Yesterday, getting into my car, it smelled like it always used to when it was her car. That is to say, it smelled like a perfume of cigarette smoke. Not lingering smoke, like someone had just smoked in the car, but like how everything in a smoker's house smells, if they'd been gone a couple of days, the way that scent seems to have seeped into every bit of fabric. I always leave my car windows rolled down while I'm at work, so it's a bit cooler when I get into the car and there must have been some combination of the temperature and the rain the sky was threatening that unlocked the last little bits of that fragrance. My grandma refusing to be forgotten. As if I ever could.
Today, as I pulled out of the drive at work, there was a Mazda 626, the car of my client's friend. He'd had one of those. Actually, one summer, he had one and his (now ex-)wife (or was she his girlfriend then? I can't remember) each had one. One of the 626s was yellow and we managed to "lose" it in the parking lot after a concert. Turns out we parked much farther away than we remembered. I made it all the way onto the highway before I started crying and even then it was only a few tears. That must be some kind of record.
I do not know how to communicate how this feels, not even to myself. I only know how it does feel. I know that when I start to think "Will this ever get better?" I can look back at how I felt when the losses occurred and know that it does not feel that same way anymore, though it is difficult for me to label the difference as "better." It is not as intense, not as overwhelming, not as painful, not as likely to lead me to disassociate from my feelings, more manageable. So I guess most people would say that it is better, but just because something is brighter than black does not necessarily mean it is light.

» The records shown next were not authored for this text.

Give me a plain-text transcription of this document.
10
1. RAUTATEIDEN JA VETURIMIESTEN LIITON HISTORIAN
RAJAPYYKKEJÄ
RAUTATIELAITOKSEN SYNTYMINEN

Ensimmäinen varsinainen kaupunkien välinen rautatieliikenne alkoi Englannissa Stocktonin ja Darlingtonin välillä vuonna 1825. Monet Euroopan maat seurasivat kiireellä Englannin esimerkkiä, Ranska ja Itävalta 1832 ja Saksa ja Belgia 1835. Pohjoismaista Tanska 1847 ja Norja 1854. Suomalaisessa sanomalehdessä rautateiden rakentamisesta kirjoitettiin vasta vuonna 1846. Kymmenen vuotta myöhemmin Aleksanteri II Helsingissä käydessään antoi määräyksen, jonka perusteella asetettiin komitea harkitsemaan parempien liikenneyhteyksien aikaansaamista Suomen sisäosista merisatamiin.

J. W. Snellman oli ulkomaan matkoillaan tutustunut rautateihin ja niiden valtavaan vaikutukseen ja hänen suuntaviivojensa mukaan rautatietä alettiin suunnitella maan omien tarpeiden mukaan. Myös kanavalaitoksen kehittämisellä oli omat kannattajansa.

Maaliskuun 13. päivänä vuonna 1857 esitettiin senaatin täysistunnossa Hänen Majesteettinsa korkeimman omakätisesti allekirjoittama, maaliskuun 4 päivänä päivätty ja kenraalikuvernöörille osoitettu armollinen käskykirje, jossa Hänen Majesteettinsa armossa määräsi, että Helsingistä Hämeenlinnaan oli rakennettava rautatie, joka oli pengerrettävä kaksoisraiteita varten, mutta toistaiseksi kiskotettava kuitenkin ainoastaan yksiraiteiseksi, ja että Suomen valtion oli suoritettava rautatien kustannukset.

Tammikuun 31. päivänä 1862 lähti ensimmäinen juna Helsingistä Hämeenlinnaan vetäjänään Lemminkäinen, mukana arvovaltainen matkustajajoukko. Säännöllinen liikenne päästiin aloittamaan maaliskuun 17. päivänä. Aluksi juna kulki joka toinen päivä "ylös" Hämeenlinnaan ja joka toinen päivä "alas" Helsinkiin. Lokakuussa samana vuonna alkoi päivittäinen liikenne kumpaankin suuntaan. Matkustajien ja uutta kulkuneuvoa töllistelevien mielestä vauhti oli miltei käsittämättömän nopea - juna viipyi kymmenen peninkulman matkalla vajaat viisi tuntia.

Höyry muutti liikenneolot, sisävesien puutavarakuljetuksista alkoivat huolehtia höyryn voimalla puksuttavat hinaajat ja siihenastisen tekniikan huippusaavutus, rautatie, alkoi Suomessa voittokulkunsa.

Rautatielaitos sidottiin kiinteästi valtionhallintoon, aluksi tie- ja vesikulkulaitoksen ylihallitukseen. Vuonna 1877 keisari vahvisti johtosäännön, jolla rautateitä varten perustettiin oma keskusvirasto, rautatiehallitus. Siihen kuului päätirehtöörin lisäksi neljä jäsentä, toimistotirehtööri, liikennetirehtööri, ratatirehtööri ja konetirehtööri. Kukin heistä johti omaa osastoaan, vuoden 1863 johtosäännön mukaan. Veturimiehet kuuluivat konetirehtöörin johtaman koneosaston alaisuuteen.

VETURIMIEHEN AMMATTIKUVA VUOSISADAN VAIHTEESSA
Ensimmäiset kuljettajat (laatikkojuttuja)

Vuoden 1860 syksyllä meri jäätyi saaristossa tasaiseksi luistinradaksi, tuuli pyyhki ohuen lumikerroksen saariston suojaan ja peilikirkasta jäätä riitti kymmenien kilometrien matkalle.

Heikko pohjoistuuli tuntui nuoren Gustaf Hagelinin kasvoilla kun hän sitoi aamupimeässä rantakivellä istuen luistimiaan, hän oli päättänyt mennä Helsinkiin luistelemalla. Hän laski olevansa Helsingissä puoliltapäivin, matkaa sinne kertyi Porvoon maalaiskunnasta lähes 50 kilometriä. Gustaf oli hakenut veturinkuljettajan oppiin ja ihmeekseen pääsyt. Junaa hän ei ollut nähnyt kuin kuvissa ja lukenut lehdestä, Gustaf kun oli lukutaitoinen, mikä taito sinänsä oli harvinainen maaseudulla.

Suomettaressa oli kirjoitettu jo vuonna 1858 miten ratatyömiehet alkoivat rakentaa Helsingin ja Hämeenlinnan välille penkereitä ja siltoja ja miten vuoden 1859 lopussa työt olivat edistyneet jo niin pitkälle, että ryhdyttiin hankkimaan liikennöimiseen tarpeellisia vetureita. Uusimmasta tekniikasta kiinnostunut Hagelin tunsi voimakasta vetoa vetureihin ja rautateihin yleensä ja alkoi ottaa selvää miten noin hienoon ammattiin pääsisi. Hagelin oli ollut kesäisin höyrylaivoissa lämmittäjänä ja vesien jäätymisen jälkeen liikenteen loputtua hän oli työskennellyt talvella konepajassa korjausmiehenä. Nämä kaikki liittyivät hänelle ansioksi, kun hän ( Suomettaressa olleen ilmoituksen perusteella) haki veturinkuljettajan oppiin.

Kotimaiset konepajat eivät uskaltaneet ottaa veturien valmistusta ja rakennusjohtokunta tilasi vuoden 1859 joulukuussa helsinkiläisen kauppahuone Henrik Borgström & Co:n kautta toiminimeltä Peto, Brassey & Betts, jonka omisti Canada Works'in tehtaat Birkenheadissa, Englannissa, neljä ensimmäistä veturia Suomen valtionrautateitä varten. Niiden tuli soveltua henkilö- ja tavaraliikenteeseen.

I thought that I would heal, that all these breaks were clean. A painful reset, a good bit of time in a cast, but then I'd be almost as good as new, except for some pain when a storm rolled through. And with my grandparents, I am. I miss them, but it feels... like it was what should be. I thought by now that I would be more at peace with more with my uncle's death, that I would be more healed. "People love that cliche: time heals all wounds. But live long enough and you realize that most cliches are true. It's amazing what even the smallest passages of time can accomplish, the cuts it can close, the imperfections it can smooth over. But in the end, it comes down to the size of the wound, doesn't it? If the wound is deep enough, there might be no way to keep it from festering, even if you have all the time in the world." I no longer feel like I walk through life an open wound, raw nerves constantly exposed, but I don't think that the pieces will ever fit back together or that the wound will ever truly heal.
And it is hard when you feel like the people around you just wish you would get over it already. Don't get me wrong, I know that some of them wish that I was "over it" because they don't want me to be in pain, though I'm sure some of them feel that they are "over it" and I should be too, while still others are just tired of hearing about it. How do you tell them that you'll never be "over it" without them taking that to mean that you'll always be the same brand of basketcase that you were at the funeral or are at memorials and death-anniversaries? And how do you tell them that everyday you are more accepting of, even alright with, the fact that you'll never be "over it," that you'll never be who you were, that there will always be something missing because the person who is gone is missing? "Who can say if I have been changed for the better? But because I knew you, I have been changed for good."
I think that I should be sad, that this should be painful. Pain and sadness are natural responses to hurt and loss. I think that feeling those emotions tells us how much we hurt, that what we lost meant something to us. I don't think that anyone should go through life pain and sadness free. Now, suffering is the thing we're supposed to be working to reduce. I'm not sure that the people who know me think I'm doing the best job at that either, but, meh, it's a work in progress. The point is that I don't feel like it shouldn't be painful to be without those I love, that I shouldn't be a bit sad when I remember them. Like when I see a Mazda 626.